Bugün, 29 Mart 2024 Cuma

Mehmet TÜRKAN


İKİ ÇINAR BİR ARADA

İKİ ÇINAR BİR ARADA


Geçen hafta 2. Sayısı çıkan Bilgi Pınarı dergimizin tanıtımını yapmak, birlikte iki kelam etmek ve sevincimizi paylaşmak amacıyla yazar kadrosu ile birlikte Pazar Cami`inin bahçesinde bulunan asırlık çınarın altında toplandık. Amacımız hem oturmak hem de birkaç resim alarak tarihe tanıklık etmekti. Dediğimiz gibi de oldu. Hem de iki çınarın bir arada bulunmasına tanıklık ettik.

Tam çınarın altındaki banklara kimimiz oturduk; kimimiz de son baharın eseri altın yaprakların çınardan süzüle süzüle yere inmesini ve yerde bir altın harmanı gibi sergilenişini konuşuyorduk. Hatta Sayın Zeki Ordu Hocam yerden bir altın yaprak alarak yakasına koymuş son baharın sevinci ve hüznünü resmediyordu ki; elinde hafif budaklı bastonu ile nurani bir çehre ve meraklı bakışlarla yanımıza bir ihtiyar çınar daha yaklaştı. Yüzünde bir gülümseme ile karşımızdaki banka da o oturdu. Hepimiz bir anda bakışlarımızı ona yönelttik. Halini hatırını sorduk. Konuşuyor fakat söylenilenleri zor anlıyordu.

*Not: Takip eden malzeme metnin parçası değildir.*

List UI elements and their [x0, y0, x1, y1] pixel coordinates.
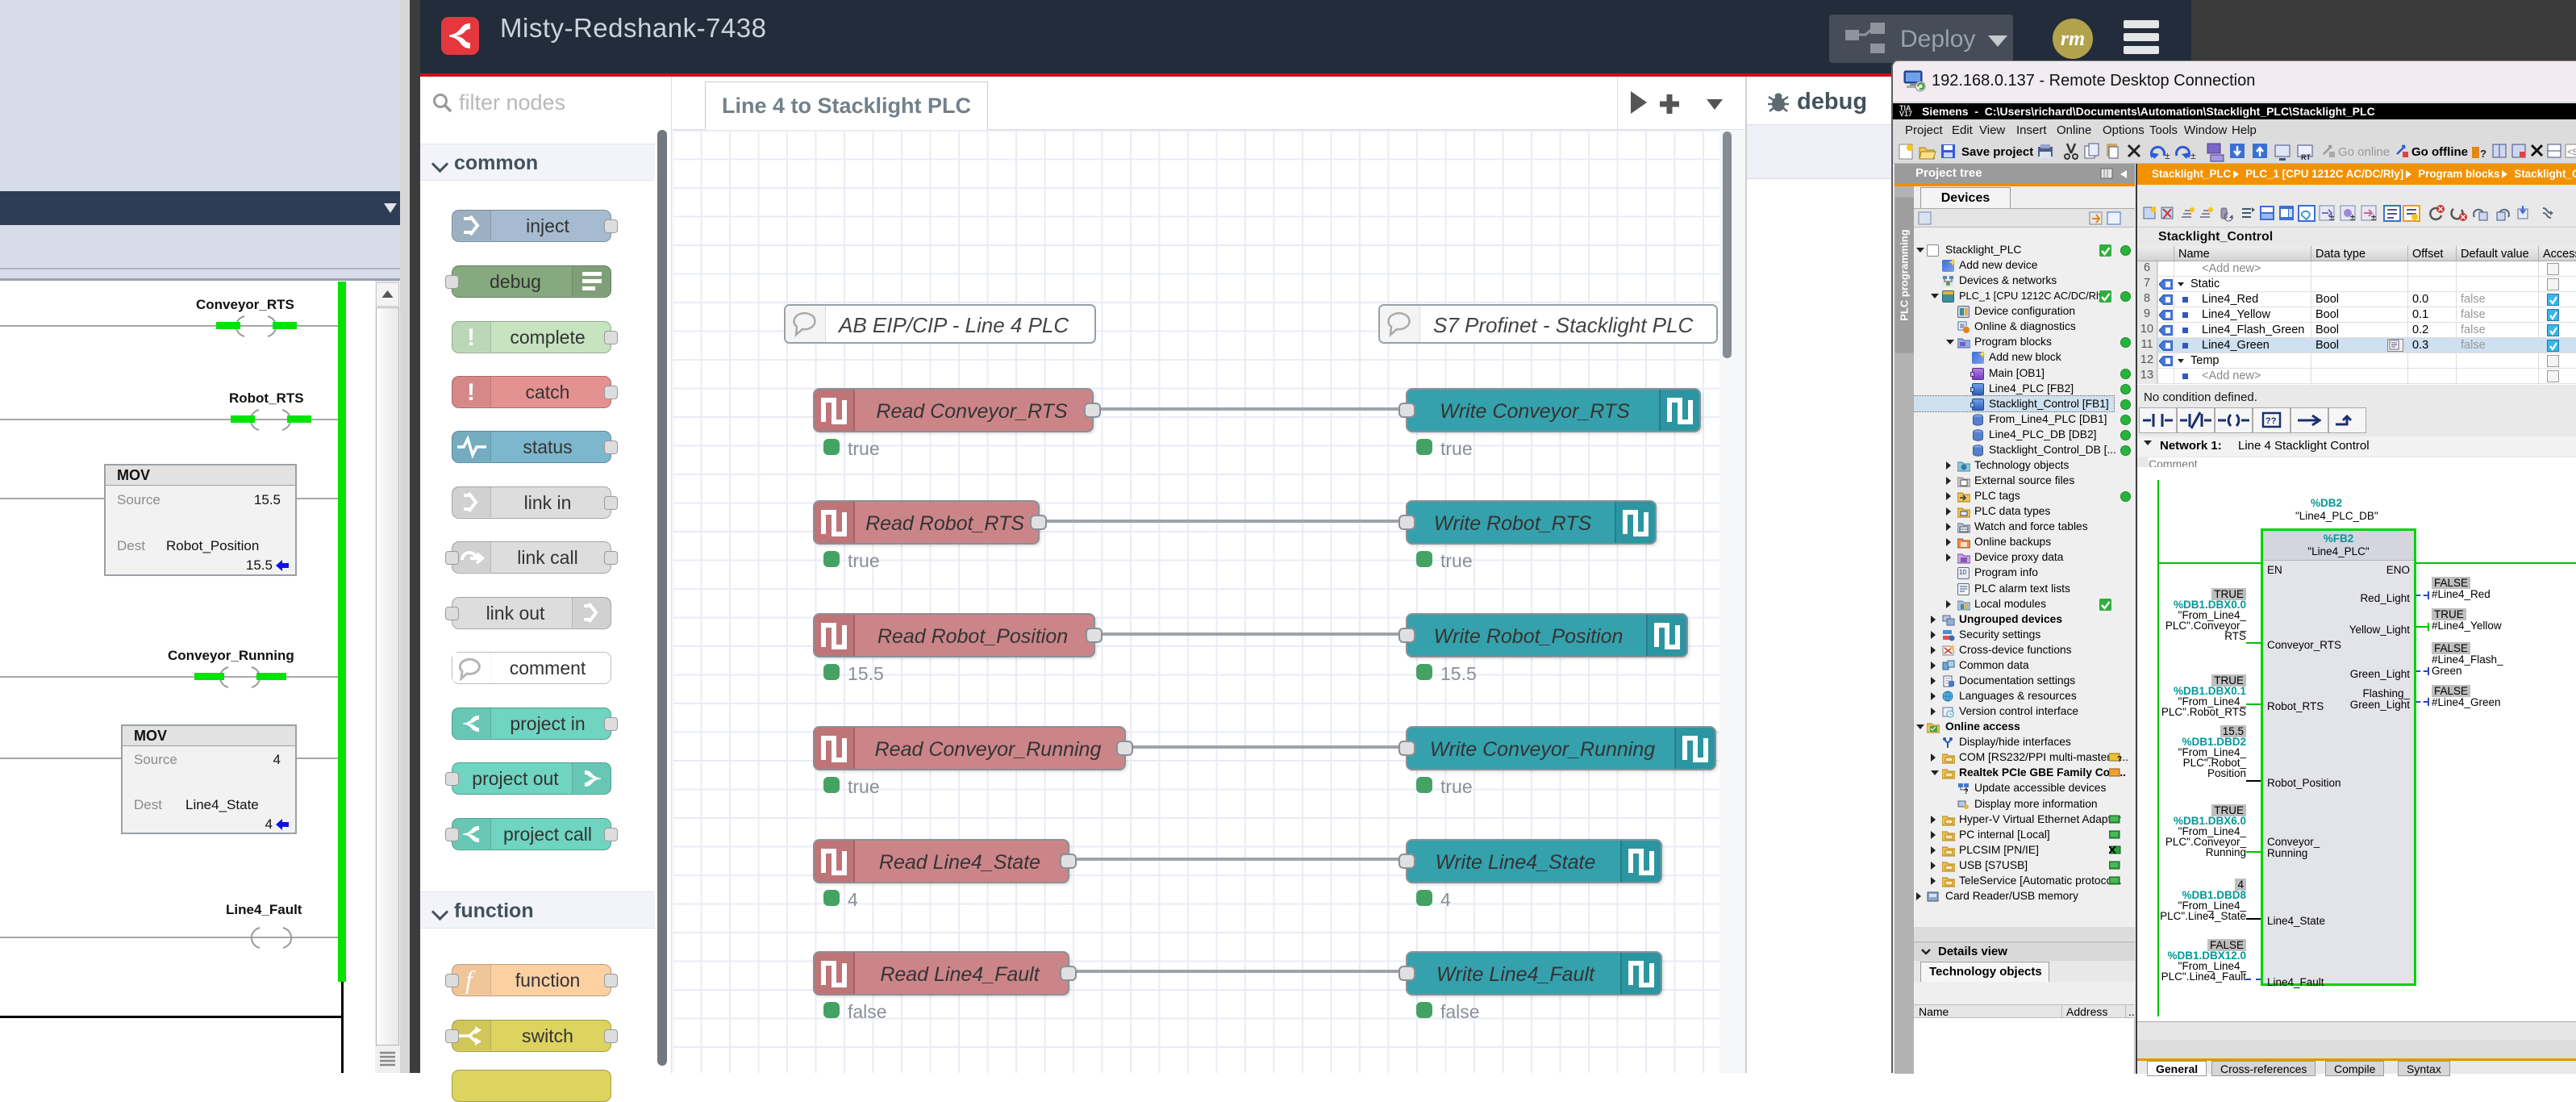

Ahmet Sezgin hocam, sanki yakınlarda kaybetmiş dedesini bulmuş gibi ihtiyara sarıldı elinden ve sakallarından öptü. Onunla zorla da olsa konuşmaya başladı. Amcam tam bir asrı devirmiş gerçekten ihtiyar bir çınardı. Yaşını sorduğumuzda 102 yaşında olduğunu ifade etti. Yani 1911 doğumlu bir insan. Osmanlı devletinin son bakiyelerinden Balkan Savaşlarını, Birinci Dünya Savaşını, istiklal muharebelerini muhtemelen yaşamış ve iliklerine kadar hissetmiş bir elin parmakların geçmeyecek kadar az kalmış dağlardan bir karlı dağ.

Ahmet Hoca`nın gözlerindeki yaşı görünce, hüzünlendim ve başımı yukarı kaldırdım. Asırlara meydan okumuş ulu bir çınarın altındayım. Son baharla birlikte dökülmeye başlayan alın sarısı çınar yapraklarını gördüm. Bir de diğer yanımda yüz yaşını devirmiş asırların ızdırapları alının kıvrımlarına sinmiş bir başka çanlı ihtiyar çınara baktım. Hüzünlendim. İşte birkaç kelem için bir araya geldik ama iki ulu çınarı bir arada gördük ve hem hafızalara hem de objektife kaydettik dedim.

Biz oraya dergimizin 2. Sayısının hatırasına binaen gitmiştik ama iki ulu çınarı bir arada görme lütfuna. İnşallah dergimiz de bu iki ulu çınar gibi uzun ömürlü ve bereketli olur.